AI-generated Text Detection Engine

Chat GPT detector

Project Summary:

This project aims to develop a model for distinguishing between human-generated and language model-generated text, with evaluation based on the area under the ROC curve. We utilised the BERT encoder for text embeddings and incorporated a custom architecture featuring a Multi-Head Attention layer. Challenges included handling overfitting the training dataset and handling of long text sequences. These obstacles were overcome through careful architectural design, troubleshooting, sequential processing of text input, and leveraging the pre-trained BERT embeddings. The model achieved promising results, demonstrating its effectiveness in discerning language model-generated text.

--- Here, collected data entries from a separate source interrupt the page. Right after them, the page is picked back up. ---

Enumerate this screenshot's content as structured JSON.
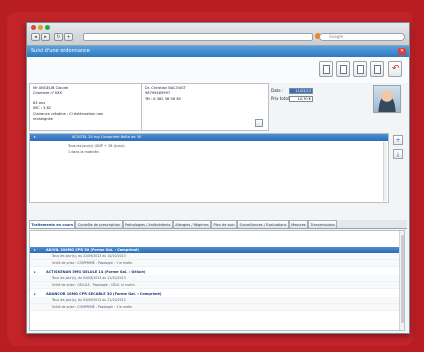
{
  "browser": {
    "dot_colors": [
      "#e0443e",
      "#dea123",
      "#2aa84a"
    ],
    "search_placeholder": "Google"
  },
  "window": {
    "title": "Suivi d'une ordonnance",
    "close_glyph": "✕"
  },
  "toolbar": {
    "buttons": [
      "document-icon",
      "document-icon",
      "document-icon",
      "document-edit-icon",
      "undo-icon"
    ]
  },
  "patient": {
    "name": "Mr ANGELIB Claude",
    "room": "Chambre n°XXX",
    "age": "83 ans",
    "imc": "IMC : 3,62",
    "clairance": "Clairance créatine : Cl éxténuation non",
    "renseignee": "renseignée"
  },
  "doctor": {
    "name": "Dr. Christian BACOUST",
    "rpps": "96799485997",
    "tel": "Tél : 6 362 36 98 36"
  },
  "dates": {
    "date_label": "Date :",
    "date_value": "11/03/13",
    "prix_label": "Prix total :",
    "prix_value": "10,70 €"
  },
  "detail": {
    "header": "ACUITEL 20 mg Comprimé Boîte de 30",
    "lines": [
      "Tous les jour(s) (GDP + 28 (kurs)).",
      "1 dans la matinée."
    ]
  },
  "tabs": [
    "Traitements en cours",
    "Contrôle de prescription",
    "Pathologies / Antécédents",
    "Allergies / Régimes",
    "Plan de soin",
    "Surveillances / Evaluations",
    "Mesures",
    "Transmissions"
  ],
  "treatments": [
    {
      "name": "AD/VIL 200MG CPR 30 (Forme Gal. : Comprimé)",
      "line1": "Tous les jour(s), du 22/09/2013 au 10/10/2013",
      "line2": "Unité de prise : COMPRIMÉ - Posologie : 1 le matin."
    },
    {
      "name": "ACTISKENAN 5MG GELULE 14 (Forme Gal. : Gélule)",
      "line1": "Tous les jour(s), du 04/09/2013 au 21/10/2013",
      "line2": "Unité de prise : GÉLULE - Posologie : GÉLE- le matin."
    },
    {
      "name": "ADANCOR 10MG CPR SECABLE 30 (Forme Gal. : Comprimé)",
      "line1": "Tous les jour(s), du 04/09/2013 au 21/10/2013",
      "line2": "Unité de prise : COMPRIMÉ - Posologie : 1 le matin."
    }
  ],
  "icons": {
    "expand_marker": "▸",
    "plus": "+",
    "download": "⤓",
    "undo": "↶"
  }
}
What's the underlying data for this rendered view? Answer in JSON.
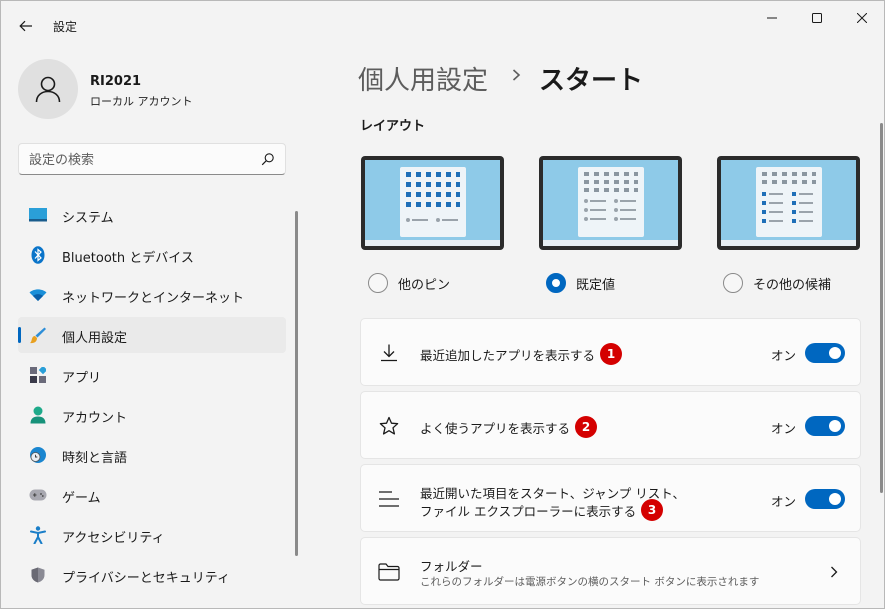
{
  "app": {
    "title": "設定"
  },
  "profile": {
    "name": "RI2021",
    "account_type": "ローカル アカウント"
  },
  "search": {
    "placeholder": "設定の検索"
  },
  "sidebar": {
    "items": [
      {
        "label": "システム",
        "icon": "system-icon",
        "active": false
      },
      {
        "label": "Bluetooth とデバイス",
        "icon": "bluetooth-icon",
        "active": false
      },
      {
        "label": "ネットワークとインターネット",
        "icon": "network-icon",
        "active": false
      },
      {
        "label": "個人用設定",
        "icon": "personalization-icon",
        "active": true
      },
      {
        "label": "アプリ",
        "icon": "apps-icon",
        "active": false
      },
      {
        "label": "アカウント",
        "icon": "account-icon",
        "active": false
      },
      {
        "label": "時刻と言語",
        "icon": "time-language-icon",
        "active": false
      },
      {
        "label": "ゲーム",
        "icon": "gaming-icon",
        "active": false
      },
      {
        "label": "アクセシビリティ",
        "icon": "accessibility-icon",
        "active": false
      },
      {
        "label": "プライバシーとセキュリティ",
        "icon": "privacy-icon",
        "active": false
      }
    ]
  },
  "breadcrumb": {
    "parent": "個人用設定",
    "current": "スタート"
  },
  "layout_section": {
    "title": "レイアウト",
    "options": [
      {
        "label": "他のピン",
        "selected": false
      },
      {
        "label": "既定値",
        "selected": true
      },
      {
        "label": "その他の候補",
        "selected": false
      }
    ]
  },
  "settings": [
    {
      "title": "最近追加したアプリを表示する",
      "marker": "1",
      "state": "オン",
      "on": true,
      "icon": "download-icon"
    },
    {
      "title": "よく使うアプリを表示する",
      "marker": "2",
      "state": "オン",
      "on": true,
      "icon": "star-icon"
    },
    {
      "title_line1": "最近開いた項目をスタート、ジャンプ リスト、",
      "title_line2": "ファイル エクスプローラーに表示する",
      "marker": "3",
      "state": "オン",
      "on": true,
      "icon": "list-icon"
    },
    {
      "title": "フォルダー",
      "subtitle": "これらのフォルダーは電源ボタンの横のスタート ボタンに表示されます",
      "icon": "folder-icon"
    }
  ],
  "colors": {
    "accent": "#0067c0",
    "marker": "#d40000",
    "background": "#f3f3f3",
    "card": "#fbfbfb"
  }
}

For source code, please refer: https://github.com/yugamjayant/sept_2023_jh/blob/main/AI_text_detection_d06-transfer-learning-model-03-data-01.ipynb

Data Set:

The model was trained on, https://www.kaggle.com/datasets/carlmcbrideellis/llm-7-prompt-training-dataset, which encompasses human and AI-generated essays on the following topics,

  • "Car-free cities"
  • "Does the electoral college work?"
  • "Exploring Venus"
  • "The Face on Mars"
  • "Facial action coding system"
  • "A Cowboy Who Rode the Waves"
  • "Driverless cars"

Model Architecture:

Used transfer learning to build a Neural Network on top of BERT, the model had 23,63,137 trainable parameters, where BERT's parameters were not trainable.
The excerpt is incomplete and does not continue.